Unsteady 44 - Akhir [Ending]

53.7K 5.5K 1.4K
                                    

And at some point,
everything need to be left alone,
even your past, even your pain.

***

Ada alasan mengapa Ares sering menutup matanya ketika sedang sedih ataupun emosi. Dan alasan itu adalah karena ia takut menghadapi masalah yang entah bisa ia selesaikan atau tidak dan juga ia takut tidak bisa mengontrol emosi yang meledak-ledak dalam dirinya.

Satu hal yang harus kau tahu, orang pendiam adalah orang yang mempunyai emosi yang paling mengerikan. Kau tahu kenapa? Karena emosinya tak terlihat. Kau tidak tahu kapan itu akan meledak.

Laki-laki itu meraba dada kirinya, menikmati deguban jantung itu dengan mata terpejam, mengikuti kecepatannya dalam diam ditengah keriuhan orang-orang asing ini.

"Capek?" suara perempuan yang lebut itu membuat mata Ares terbuka. Perempuan paruh baya itu tersenyum, menyodorkan cup kopi.

Ares menerimanya dalam diam.

"Kamu masih mau disini?" tanyanya sambil menyesap kopi itu. Tante Rima melirik Ares.

Ares mengalihkan pandangannya, menatap orang-orang yang sibuk. "It's hard to say that i dont wanna go. Like, something hold me. But, stay here and remember all the memories about me... make me... sick."

"Tante sebenarnya gak punya tujuan hidup." Perempuan itu menoleh sekilas sambil tertawa kecil. "Semenjak cerai, ya, tujuan hidup Tante sih Cuma bekerja. Tapi, sekarang, Tante mau Ares bahagia. Gimana pun keputusan kamu, entah kamu tiba-tiba berubah pikiran atau sesuatu mengganggu kamu, just tell me okey?"

Ares menampilkan segaris senyum tulus sambil mengangguk.

"Tante ke toilet dulu ya? Gak lama-lama, tenang aja."

Lalu selepas kepergian wanita itu, Ares termenung sambil menatap manusia-manusia asing yang berlalu lalang. Ares memasukkan kedua tangannya ke dalam saku dan tangan kanannya menggenggam handphone yang ada di sakunya.

Ares ragu, namun perlahan, ia mengeluarkan benda pipih itu.

Bolehkah Ares mengharapkan sesuatu yang sebenarnya amat berbeda dengan fakta yang ada?

Berharap misalnya tiba-tiba Aga menonjoknya di bandara dan mengatakan Lo mau kemana?

Atau..

Aira tiba-tiba berlarian, memeluknya.

Tapi apa tujuannya? Bukankah Ares yang memutuskan semua ini. Agar ia dan Aira putus. Agar mereka tidak saling menganggu lagi?

Bagaimana dengan sahabatnya? Bagaimana tiba-tiba kalau saja Agung dan Rafi marah padanya?

Dua menit termenung, Ares menghidupkan ponselnya. Mencari kontak seseorang dan mengetikkan sesuatu.

Ares : r u there?

Ares : Seandainya lo masih mau memperbaiki hubungan lo sama gue, datang ke bandara, keberangkatan gue 30 menit lagi.

Ares : Gue gak memaksa. Apapun itu, semua keputusan lo.

Ares : Karena setelah ini gue pergi dari sini, lo gak akan pernah bisa hubungi gue lagi.

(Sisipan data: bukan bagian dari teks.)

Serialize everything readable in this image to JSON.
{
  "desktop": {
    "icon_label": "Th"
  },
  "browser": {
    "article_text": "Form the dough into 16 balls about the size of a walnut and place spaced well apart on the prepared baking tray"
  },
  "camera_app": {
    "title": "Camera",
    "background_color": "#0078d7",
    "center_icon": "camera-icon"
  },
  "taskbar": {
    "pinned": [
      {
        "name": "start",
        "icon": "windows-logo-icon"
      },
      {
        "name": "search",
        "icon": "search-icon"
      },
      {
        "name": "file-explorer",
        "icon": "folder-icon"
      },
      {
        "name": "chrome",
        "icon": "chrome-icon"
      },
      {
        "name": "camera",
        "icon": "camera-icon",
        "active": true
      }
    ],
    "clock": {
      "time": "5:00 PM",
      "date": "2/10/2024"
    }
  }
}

Ares : You know, sometimes i'm tired of this. Disaat semua kenangan menyakitkan itu berputar tanpa henti menganggu dan mengusik hingga gue muak. Lalu, tiba-tiba aja kenangan itu mengambil alih diri gue secara perlahan tanpa gue sadari. Dan sampai akhir itu tiba, gue sadar.

Ares : Gue bukan diri gue lagi setelah apa yang terjadi.

Ares : Dan itu sebabnya gue memutuskan untuk pergi. Mencari hal baru yang membuat gue lupa akan masa lalu.